France-Togo / Peintures / Haude Bernabé /AU PIED DE L’ARBRE-BRAS

Nous sommes construits de périodes. Nous attendons dans un ventre que ce soit fini et là, nous sortons au jour. Plusieurs fois dans notre vie, ce temps vient. Haude Bernabé ne le dit pas de cette manière. Elle écrit juste que cette période du confinement a ramené au rivage des sentiments divers, des lectures, des musiques qui demandaient à prendre forme. Les choses connaissent aussi des périodes. Elles disparaissent et elles réapparaissent pour prendre place.

Le bois qui est arbre, le métal qui est mot et main, la lumière blanche et noire, comme le piano,

Dans cette période du confinement, Haude vit un besoin de ces choses simples que sont la nature, les lumières qui vont en même temps, les feuilles qui jouent avec la clarté et puis qui meurent. En somme, c’est un temps de collecte. En même temps qu’elles se rassemblent dans la maison et qu’elles l’habitent, le besoin vient à l’artiste de leur donner une voix, un rôle, un déplacement des matières. Le bois qui est arbre, le métal qui est mot et main, la lumière blanche et noire, comme le piano, peuvent entretenir un dialogue. Les sculptures naîtront ainsi, et les dessins qui les accompagnent sur ce chemin ouvert entre les murs de la maison.

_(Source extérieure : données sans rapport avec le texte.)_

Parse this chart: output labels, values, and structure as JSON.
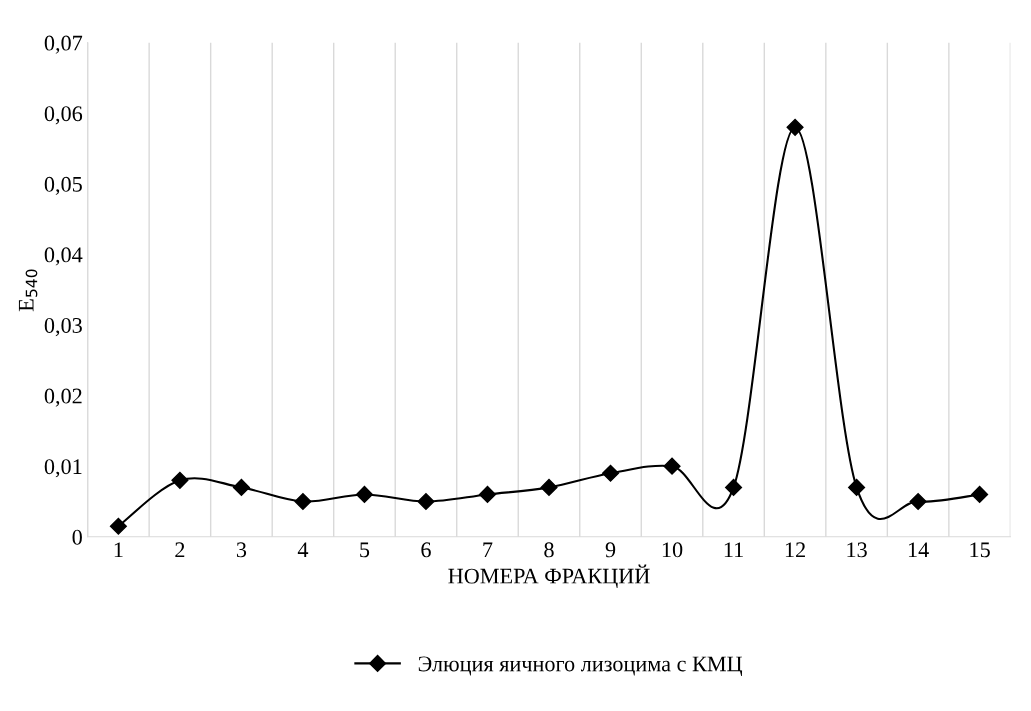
{
  "chart_data": {
    "type": "line",
    "xlabel": "НОМЕРА ФРАКЦИЙ",
    "ylabel": "E$_{540}$",
    "categories": [
      "1",
      "2",
      "3",
      "4",
      "5",
      "6",
      "7",
      "8",
      "9",
      "10",
      "11",
      "12",
      "13",
      "14",
      "15"
    ],
    "series": [
      {
        "name": "Элюция яичного лизоцима с КМЦ",
        "color": "#000000",
        "values": [
          0.0015,
          0.008,
          0.007,
          0.005,
          0.006,
          0.005,
          0.006,
          0.007,
          0.009,
          0.01,
          0.007,
          0.058,
          0.007,
          0.005,
          0.006
        ]
      }
    ],
    "ylim": [
      0,
      0.07
    ],
    "yticks": [
      0,
      {
        "value": 0.01,
        "label": "0,01"
      },
      {
        "value": 0.02,
        "label": "0,02"
      },
      {
        "value": 0.03,
        "label": "0,03"
      },
      {
        "value": 0.04,
        "label": "0,04"
      },
      {
        "value": 0.05,
        "label": "0,05"
      },
      {
        "value": 0.06,
        "label": "0,06"
      },
      {
        "value": 0.07,
        "label": "0,07"
      }
    ],
    "grid": "x",
    "legend": "bottom",
    "marker": "diamond",
    "line_style": "solid"
  }
}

« Dans ce temps vide et muet, une brèche s’ouvrait également vers un univers sensible d’autres présences au monde. Le temps en quelque sorte dissolu laissait une place vacante… » H. Bernabé

L’exposition est là. Un corbeau (noir) regarde à la cime deux petits personnages (blancs), assis sur cette branche de l’arbre-bras. Il est sans nom et sans majuscule, et pourtant il supporte le ciel, l’oiseau et les deux enfants assis dans ses bras. À plusieurs reprises, Haude accroche ainsi des instants d’une infinie tendresse, des réconciliations possibles où le bois sert de support quasi spirituel à notre comédie légère. Les pièces sont ainsi, des assemblages de verticalité fragile et remplies d’espoir, des visages lumineux, peints de kaolin, des masques accrochés le temps d’un carnaval païen. Les dieux sont ravis et lancent au ciel des sifflets admiratifs. Les dieux… « dont nous sommes les esclaves, » disait Pessoa, dont nous sommes les fous, les amis, les chiens et les amant(e)s, dont nous l’humanité dans ce grand arbre de la vie.

Fin juin, l’exposition se construit dans cette ouverture possible. Quelques semaines plus tard Haude Bernabé s’en ira vers le Togo. Dans son sac, un peu de papier, un peu d’ocre et des feuilles sèches. Son envie est de poursuivre la conversation, sur cette terre d’Afrique, au pied de l’arbre.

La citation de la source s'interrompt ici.